Bu haftanın başında 10 dakikalık bir konuşma yaparak şiddetin suçunu doğrudan Filistinli savaşçılara yükledi ve İsrail’i her türlü sorumluluktan muaf tuttu.
Konuşması, Filistinli savaşçıların güney İsrail’e çok yönlü bir saldırı başlatmasından sonra geldi.
Hamas’ın askeri kanadının lideri Muhammed Deif’e göre operasyon, işgal altındaki Batı Şeria’daki yerleşimci saldırılarının artması ve Mescid-i Aksa’ya tekrarlanan saldırılara yanıt olarak başlatıldı.
Gazze, 2007’den bu yana İsrail’in zayıflatıcı ablukası altında, bu da Şerit’teki Filistinlilerin yaklaşık yüzde 80’inin uluslararası yardıma bağımlı kalmasına neden oluyor.
Cumartesi gününden bu yana İsrail, Gazze Şeridi’ni vuran hava saldırılarıyla karşılık verdi; en az 400’ü çocuk olmak üzere 1.400’den fazla insanı öldürdü ve en az 200.000 kişiyi yerinden etti.
ABD Başkanı Salı günü, Cumartesi günü meydana gelen olaylarla ilgili kinayelere, yaygaraya ve dezenformasyona başvurduğu konuşması sırasında başkan yardımcısı Kamala Haris ve Dışişleri Bakanı Antony Blinken tarafından desteklendi.

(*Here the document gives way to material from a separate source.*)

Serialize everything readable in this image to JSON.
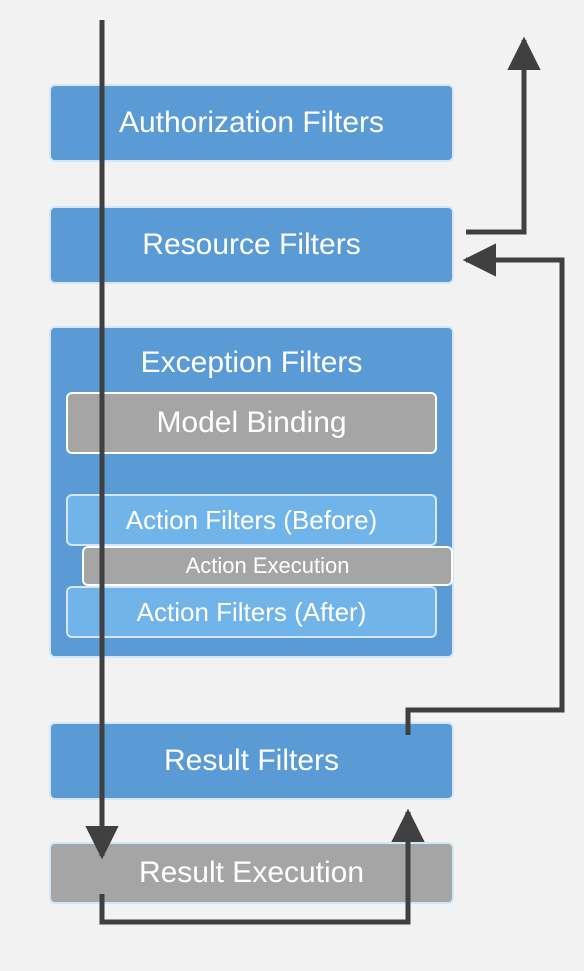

Biden defalarca ABD’nin İsrail’in yanında yer alacağını belirtse de, son günlerde veya İsrail’in 1948’deki kuruluşundan bu yana Filistinlilerin başına gelen kötü durumu ve dehşeti ne kabul etti ne de onlara sempati duydu.
Konuşmada, bedeli ne olursa olsun Washington’un İsrail’e olan kararlı bağlılığının altı çizildi.
İşte incelemeye dahi dayanamayan üç an!
1. ‘Teröristlerin çocukların kafalarını kestiği fotoğrafları göreceğimi ve bunu doğrulayacağımı hiç düşünmemiştim’
Çarşamba günü Beyaz Saray’da konuşan Biden, Cumartesi günü İsrail’e düzenlenen saldırının ardından başları kesilen çocukların resimlerini gördüğünü iddia etti.
Hamas liderliğindeki saldırıyı “Yahudiler için Holokost’tan bu yana en ölümcül gün” olarak nitelendiren 80 yaşındaki başkan “Teröristlerin çocukların kafalarını kestiği fotoğrafları göreceğimi ve bunu doğrulayacağımı hiç düşünmemiştim.” dedi.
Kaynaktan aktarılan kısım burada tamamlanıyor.